Media Ownership, Newsroom Independence, and President Trump’s War on the Press

LILI LEVI

Media ownership is now both directly and indirectly at the center of the Trump Administration’s press-control strategy. With the deployment of censorship efforts and lawsuits aimed at press owners critical of the President, the regulatory activities of a Trump-aligned Federal Communications Commission (FCC), the grant of benefits to politically partisan, pro-Trump media owners, the defunding of public media, the adoption of multiple hurdles to independent newsgathering, and the involvement of the President in the joint venture to spin off an American TikTok, the Trump Administration has been systematically engaging in a multi-pronged scheme of press control by proxy, focused on ownership.

Today’s media ecosystem is complex, with news outlets reflecting a range of ownership patterns with varying characteristics, legal rules, and owner incentives. In theory, such a mix could generate a range of owner responses to government pressure. However, if the Administration strategically continues to tailor governmental sticks and carrots to the characteristics and vulnerabilities of the various forms of ownership—and particularly while permitting increased media consolidation—it is realistic to expect more capitulation than resistance from media owners in response.

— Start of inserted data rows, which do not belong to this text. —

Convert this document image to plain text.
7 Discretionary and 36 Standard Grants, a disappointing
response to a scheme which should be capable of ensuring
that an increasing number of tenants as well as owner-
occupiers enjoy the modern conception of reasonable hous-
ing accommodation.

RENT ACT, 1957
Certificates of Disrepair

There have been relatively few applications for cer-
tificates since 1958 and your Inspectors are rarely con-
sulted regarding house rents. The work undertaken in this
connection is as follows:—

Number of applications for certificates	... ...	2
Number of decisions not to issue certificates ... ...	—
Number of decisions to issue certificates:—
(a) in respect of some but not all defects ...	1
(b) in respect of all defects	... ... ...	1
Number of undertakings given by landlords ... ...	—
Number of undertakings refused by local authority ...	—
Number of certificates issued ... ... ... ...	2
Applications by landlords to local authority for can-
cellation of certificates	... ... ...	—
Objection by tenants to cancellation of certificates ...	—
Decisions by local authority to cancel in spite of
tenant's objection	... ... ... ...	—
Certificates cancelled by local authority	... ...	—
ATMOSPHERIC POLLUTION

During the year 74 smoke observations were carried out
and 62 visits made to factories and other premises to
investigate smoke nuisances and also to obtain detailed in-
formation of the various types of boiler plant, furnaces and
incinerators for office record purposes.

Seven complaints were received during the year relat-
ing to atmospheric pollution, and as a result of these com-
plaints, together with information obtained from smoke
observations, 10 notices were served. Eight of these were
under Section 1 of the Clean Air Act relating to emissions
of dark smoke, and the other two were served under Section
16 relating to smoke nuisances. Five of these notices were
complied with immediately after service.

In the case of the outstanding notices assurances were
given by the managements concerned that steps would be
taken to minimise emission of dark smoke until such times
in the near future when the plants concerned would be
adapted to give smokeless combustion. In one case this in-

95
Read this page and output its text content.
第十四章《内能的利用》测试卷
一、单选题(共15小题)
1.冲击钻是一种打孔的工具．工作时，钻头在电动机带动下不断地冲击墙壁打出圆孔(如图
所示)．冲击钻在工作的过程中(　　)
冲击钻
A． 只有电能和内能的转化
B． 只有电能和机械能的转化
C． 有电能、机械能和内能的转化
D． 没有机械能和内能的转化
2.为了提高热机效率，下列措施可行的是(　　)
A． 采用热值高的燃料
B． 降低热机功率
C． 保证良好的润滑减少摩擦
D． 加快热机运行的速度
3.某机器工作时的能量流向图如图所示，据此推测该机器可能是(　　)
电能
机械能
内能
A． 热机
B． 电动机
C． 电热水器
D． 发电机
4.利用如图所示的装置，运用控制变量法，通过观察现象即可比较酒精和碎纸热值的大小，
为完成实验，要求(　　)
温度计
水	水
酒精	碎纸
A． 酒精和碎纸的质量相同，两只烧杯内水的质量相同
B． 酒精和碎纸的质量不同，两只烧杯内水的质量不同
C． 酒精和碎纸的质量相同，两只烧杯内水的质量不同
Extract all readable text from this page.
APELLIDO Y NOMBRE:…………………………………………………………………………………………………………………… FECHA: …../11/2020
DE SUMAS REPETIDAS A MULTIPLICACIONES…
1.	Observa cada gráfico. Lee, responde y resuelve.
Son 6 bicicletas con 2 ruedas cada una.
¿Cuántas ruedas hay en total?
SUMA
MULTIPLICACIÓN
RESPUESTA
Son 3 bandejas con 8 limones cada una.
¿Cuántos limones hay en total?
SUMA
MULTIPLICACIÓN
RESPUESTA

Although there is no way to insulate the press completely from the threat of ownership-focused control, this Essay makes five recommendations to reduce the press function’s exposure to proxy censorship: (1) exacting scrutiny of proposed media mergers and acquisitions from the vantage point of their impact on concentration in the market for news production; (2) constraints on FCC Chairman Carr’s sweeping and politicized expansions of Commission intrusions into content; (3) rejection of proposed expansions of corporate boards’ fiduciary duties of oversight to news units; (4) a skeptical review of the statutory compliance of the new TikTok USDS Joint Venture LLC; and (5) development of funding models that would materially promote the work of journalistically-trained independent “evidence-based creators.”